IT Hero: SAP Database Guru

Leonardo Gracioli
SAP Sr. Support Engineer
3 min read
IT Hero: SAP Database Guru

What Brazil-based Leonardo Gracioli loves most about his job as an SAP Database Guru for Rimini Street is the opportunity to learn new things.

“I’m always looking for challenging tasks—something that makes me feel I’m learning something new,” he says. “SAP is a big company, and its systems are very complex. Being an SAP guru is challenging.”

Gracioli works with Latin America team colleagues in Brazil, Mexico, and North America to provide SAP services, and collaborates frequently with Rimini Street’s security and AMS support teams. Gracioli’s team serves clients across Asia, Europe, and North America in a wide range of industries.

“I like to work with my colleagues from other countries because of the different experiences and different opinions,” he says. “It’s an exchange of ideas every day.”

A day in the life

Gracioli and his colleagues hold weekly meetings with clients to discuss and prioritize their pending needs for SAP services. Some clients want help with cases that he finds easy and can explain in about 15 minutes, but other cases involve thornier issues that require days of research and work to find alternative solutions.

SAP systems are large and complex, and have evolved over the decades they’ve been in service. As the technology changes, companies can run into problems when older elements of their system interact with newer features or processes that run on different standards. Users typically don’t know how to fix these snags, and Gracioli’s team steps in to resolve such issues.

“I like to teach and explain in an easy way,” he notes. “It’s a pleasure to teach someone when providing SAP help.”

An example of such a problem occurred when a client created new programs and did not properly test them, which caused issues that Gracioli had to unwind.

“We cannot control what a client is doing in the system,” he says. “That’s a challenge.”

In other cases, issues crop up that the client had no hand in creating. An example was a case in which a CPU server was reaching 100% of usage without a clear reason. Gracioli was tasked with figuring out why this was happening and how it could be prevented.

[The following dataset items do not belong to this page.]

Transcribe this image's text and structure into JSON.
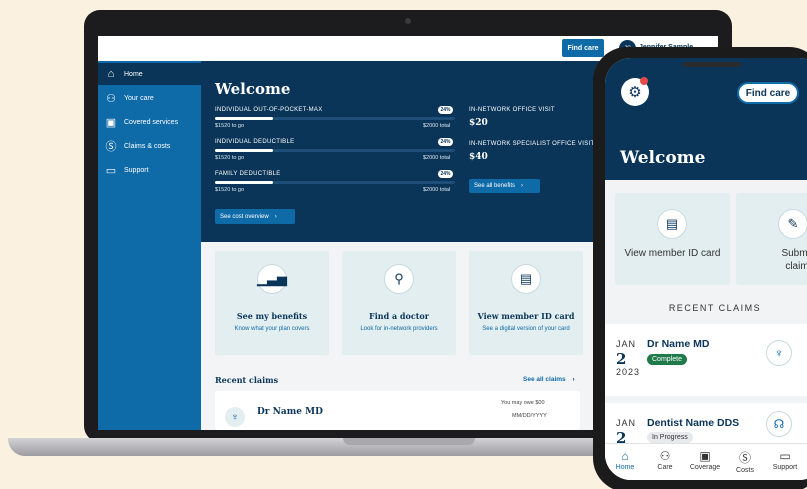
{
  "laptop": {
    "topbar": {
      "find_care": "Find care",
      "avatar_initials": "JS",
      "user_name": "Jennifer Sample"
    },
    "sidebar": {
      "items": [
        {
          "label": "Home",
          "icon": "home-icon"
        },
        {
          "label": "Your care",
          "icon": "people-icon"
        },
        {
          "label": "Covered services",
          "icon": "briefcase-icon"
        },
        {
          "label": "Claims & costs",
          "icon": "dollar-icon"
        },
        {
          "label": "Support",
          "icon": "chat-icon"
        }
      ]
    },
    "hero": {
      "title": "Welcome",
      "bars": [
        {
          "label": "INDIVIDUAL OUT-OF-POCKET-MAX",
          "pct": "24%",
          "progress": 0.24,
          "to_go": "$1520 to go",
          "total": "$2000 total"
        },
        {
          "label": "INDIVIDUAL DEDUCTIBLE",
          "pct": "24%",
          "progress": 0.24,
          "to_go": "$1520 to go",
          "total": "$2000 total"
        },
        {
          "label": "FAMILY DEDUCTIBLE",
          "pct": "24%",
          "progress": 0.24,
          "to_go": "$1520 to go",
          "total": "$2000 total"
        }
      ],
      "cost_overview": "See cost overview",
      "visits": [
        {
          "label": "IN-NETWORK OFFICE VISIT",
          "value": "$20"
        },
        {
          "label": "IN-NETWORK SPECIALIST OFFICE VISIT",
          "value": "$40"
        }
      ],
      "all_benefits": "See all benefits"
    },
    "cards": [
      {
        "title": "See my benefits",
        "sub": "Know what your plan covers",
        "icon": "chart-icon"
      },
      {
        "title": "Find a doctor",
        "sub": "Look for in-network providers",
        "icon": "magnifier-icon"
      },
      {
        "title": "View member ID card",
        "sub": "See a digital version of your card",
        "icon": "id-card-icon"
      }
    ],
    "recent": {
      "title": "Recent claims",
      "see_all": "See all claims",
      "claim": {
        "name": "Dr Name MD",
        "owe": "You may owe $00",
        "date": "MM/DD/YYYY"
      }
    }
  },
  "phone": {
    "find_care": "Find care",
    "title": "Welcome",
    "cards": [
      {
        "text": "View member ID card",
        "icon": "id-card-icon"
      },
      {
        "text": "Submit claim",
        "icon": "submit-claim-icon"
      }
    ],
    "recent_title": "RECENT CLAIMS",
    "claims": [
      {
        "month": "JAN",
        "day": "2",
        "year": "2023",
        "name": "Dr Name MD",
        "status": "Complete",
        "icon": "stethoscope-icon"
      },
      {
        "month": "JAN",
        "day": "2",
        "year": "",
        "name": "Dentist Name DDS",
        "status": "In Progress",
        "icon": "tooth-icon"
      }
    ],
    "nav": [
      {
        "label": "Home",
        "icon": "home-icon"
      },
      {
        "label": "Care",
        "icon": "people-icon"
      },
      {
        "label": "Coverage",
        "icon": "briefcase-icon"
      },
      {
        "label": "Costs",
        "icon": "dollar-icon"
      },
      {
        "label": "Support",
        "icon": "chat-icon"
      }
    ],
    "colors": {
      "navy": "#0a3558",
      "blue": "#0f6aa8",
      "complete": "#1f7a4a",
      "progress": "#e7e9ec"
    }
  }
}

In such cases, he says, “the challenge is to understand how the system was installed and configured, what standard it uses, and how it’s structured. That’s the challenge: to understand what we are working with.”

A key lesson

Over the course of his years as an SAP guru, Gracioli has learned to always check all information about a case before beginning work. This is because clients may present only part of a relevant scenario if they don’t understand what is happening. Gracioli likes to ask many questions to ensure he understands the entire problem, then backs this information up and learns more by checking documentation before providing SAP help.

“I learned to never, never rely only on the first information we receive,” he says. “Double check and ask again.”

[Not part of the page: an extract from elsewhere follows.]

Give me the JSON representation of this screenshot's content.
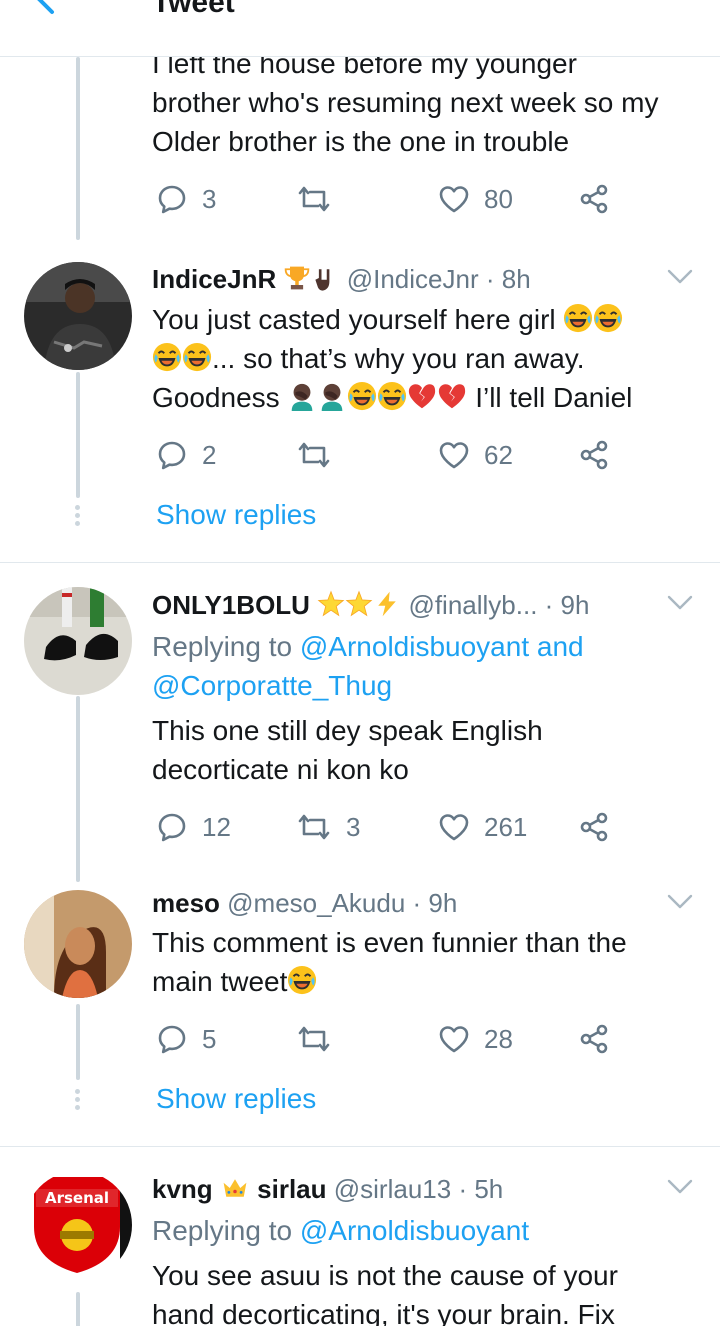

In one example, a client reported that all systems were not coming up as usual. After spending several head-scratching hours trying to discern the problem, Gracioli and a colleague figured out that the issue was due to the client having deleted a portion of the disk.

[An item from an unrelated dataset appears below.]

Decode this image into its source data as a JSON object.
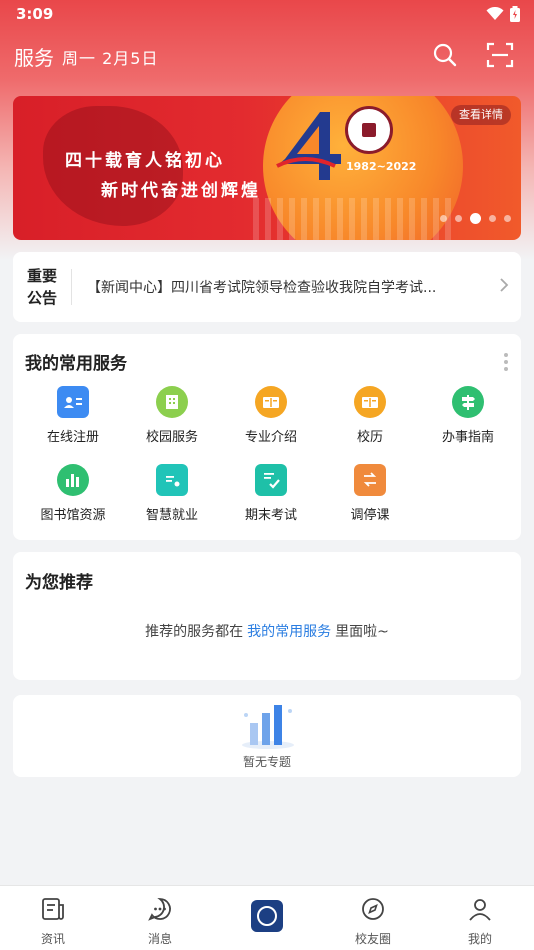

“We said, ‘We need to check your backup and restore the machine because you deleted part of the system, so the system will not work,’” he remembers with a laugh.

Be ready to learn

Gracioli has advice for those entering the field: Get a computer science or computer engineering degree, but even before that, spend 15 minutes a day learning—researching, reading, taking online courses, practicing.

“It’s a wide area, so it’s very difficult to learn everything in a couple of years,” he says. “I’m still learning now, after more than 20 years working in this area. And I think I’ve reached 10% of what I need to learn. I’m learning every day.”

He believes that people can enter this career from any other field related to IT, particularly database administration. The key is a desire to learn and try new things.

“What I like most is the challenge,” he says. “Every day is totally different.”